Each of the ~1013 cells in the human body receives tens of thousands of DNA lesions per day. These lesions can block genome replication and transcription. If they are not repaired or are repaired incorrectly, they lead to mutations or wider-scale genome aberrations that threaten cell or organism viability. In addition, hydrolytic reactions and non-enzymatic methylations generate thousands of DNA-base lesions per cell per day.
Some DNA aberrations arise via physiological processes. To combat threats posed by DNA damage, cells have evolved mechanisms – collectively termed the DNA-damage response (DDR) – to detect DNA lesions, signal their presence, and promote their repair. In this study, NSC 80467 is a DNA damaging agent. In addition, It selectively inhibits survivin. Moreover, It preferentially inhibits DNA synthesis and results in the induction of γH2AX and pKAP1. They are the two markers of DNA damage.

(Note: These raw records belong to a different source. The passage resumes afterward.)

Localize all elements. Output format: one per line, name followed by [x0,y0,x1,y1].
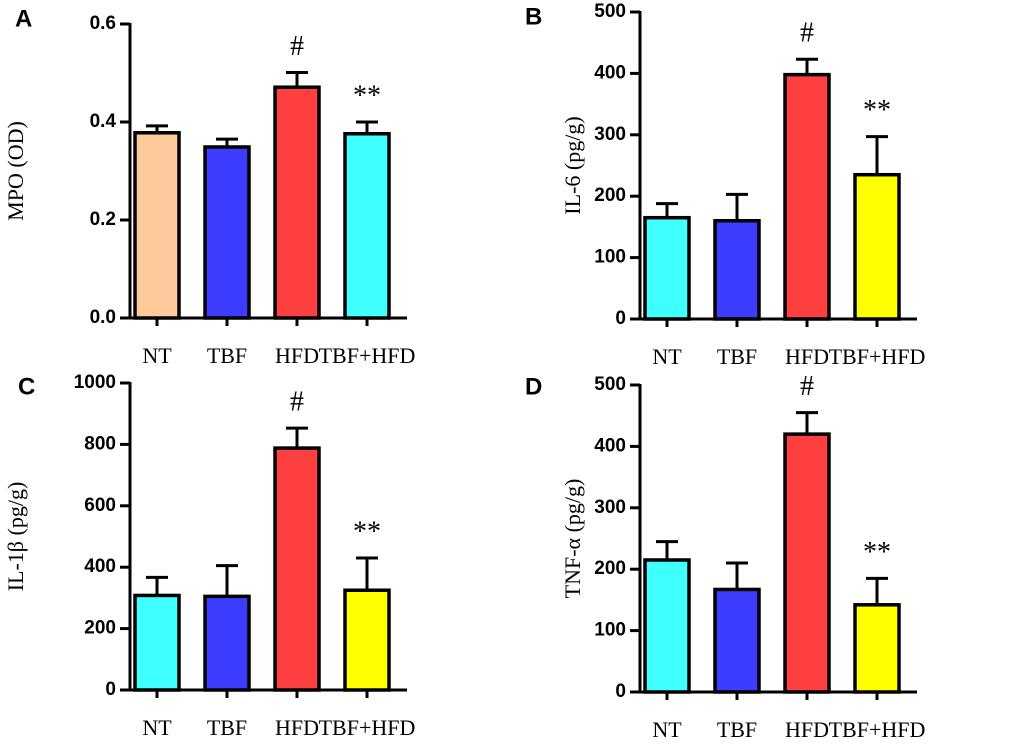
y-tick-label: 0.6 [90,13,116,34]
y-tick-label: 200 [594,558,626,579]
bar [273,446,321,692]
panel-letter: A [15,5,32,32]
y-tick-label: 0 [615,681,626,702]
y-tick-label: 500 [594,374,626,395]
x-tick-label: HFD [785,344,829,369]
x-tick-label: TBF [207,343,247,368]
x-tick-label: TBF [717,717,757,742]
bar [713,587,761,694]
x-tick-label: HFD [785,717,829,742]
bar [643,215,691,321]
chart-panel: C IL-1β (pg/g) 0 200 400 600 800 1000 NT TBF HFD # T… [3,372,415,740]
x-tick-label: NT [652,344,682,369]
y-tick-label: 400 [594,435,626,456]
y-tick-label: 400 [594,62,626,83]
chart-panel: D TNF-α (pg/g) 0 100 200 300 400 500 NT TBF HFD # TB… [525,371,925,742]
bar [203,145,251,320]
y-tick-label: 300 [594,497,626,518]
x-tick-label: NT [652,717,682,742]
y-tick-label: 0.2 [90,209,116,230]
bar [133,593,181,692]
bar [853,172,901,321]
x-tick-label: HFD [275,715,319,740]
x-tick-label: TBF+HFD [319,715,416,740]
y-axis-label: IL-6 (pg/g) [560,116,585,214]
chart-panel: A MPO (OD) 0.0 0.2 0.4 0.6 NT TBF HFD # TBF+HFD ** [3,5,415,368]
panel-letter: B [525,3,542,30]
x-tick-label: HFD [275,343,319,368]
y-axis-label: IL-1β (pg/g) [3,482,28,592]
significance-mark: # [800,18,814,49]
panel-letter: D [525,373,542,400]
significance-mark: # [290,387,304,418]
y-axis-label: MPO (OD) [3,121,28,221]
bar [203,594,251,692]
y-tick-label: 100 [594,620,626,641]
y-tick-label: 0.0 [90,307,116,328]
bar [713,219,761,321]
y-tick-label: 100 [594,247,626,268]
significance-mark: # [800,371,814,402]
significance-mark: # [290,31,304,62]
significance-mark: ** [863,537,891,568]
bar [133,131,181,320]
bar [343,588,391,692]
y-tick-label: 800 [84,433,116,454]
y-tick-label: 200 [84,618,116,639]
x-tick-label: TBF+HFD [319,343,416,368]
x-tick-label: NT [142,715,172,740]
x-tick-label: TBF+HFD [829,717,926,742]
x-tick-label: TBF+HFD [829,344,926,369]
x-tick-label: TBF [717,344,757,369]
bar [643,558,691,694]
panel-letter: C [18,373,35,400]
y-tick-label: 0.4 [90,111,117,132]
bar [343,132,391,320]
bar [783,72,831,321]
bar [783,432,831,694]
y-tick-label: 600 [84,495,116,516]
bar [273,85,321,320]
significance-mark: ** [353,80,381,111]
y-tick-label: 300 [594,124,626,145]
y-tick-label: 400 [84,556,116,577]
significance-mark: ** [353,516,381,547]
bar [853,603,901,694]
x-tick-label: TBF [207,715,247,740]
y-tick-label: 0 [105,679,116,700]
y-tick-label: 500 [594,1,626,22]
significance-mark: ** [863,95,891,126]
y-tick-label: 1000 [74,372,116,393]
y-tick-label: 0 [615,308,626,329]
y-axis-label: TNF-α (pg/g) [560,479,585,599]
y-tick-label: 200 [594,185,626,206]
x-tick-label: NT [142,343,172,368]
chart-panel: B IL-6 (pg/g) 0 100 200 300 400 500 NT TBF HFD # TBF… [525,1,925,369]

NSC 80467 and YM155 have a strong positive correlation with two DNA damaging agents chromomycin A3, bisantrene HCl and one DNA-directed inhibitor of transcription, actinomycin D. Thus, NSC 80467 and YM155 are DNA damaging agents. Furthermore, it has a similar spectrum of activity against the NCI-60 cell line panel, suppresses survivin expression. It also shows COMPARE correlation with DNA damaging agents, preferentially inhibits DNA synthesis. Moreover, it induces a DNA damage response. The γH2AX and pKAP1 enhance at concentrations lower than those capable of inhibiting survivin expression. NSC 80467 (200 or 800 nM; 24 hours) also inhibits surviving.
In summary, Polyaromatic quinones such as NSC 80467 belong to a functionally diverse group of anticancer agents. It includes anthracyclines, daunorubicin, doxorubicin, mitomycin C and mitoxantrones, which are primarily DNA intercalating/damaging agents.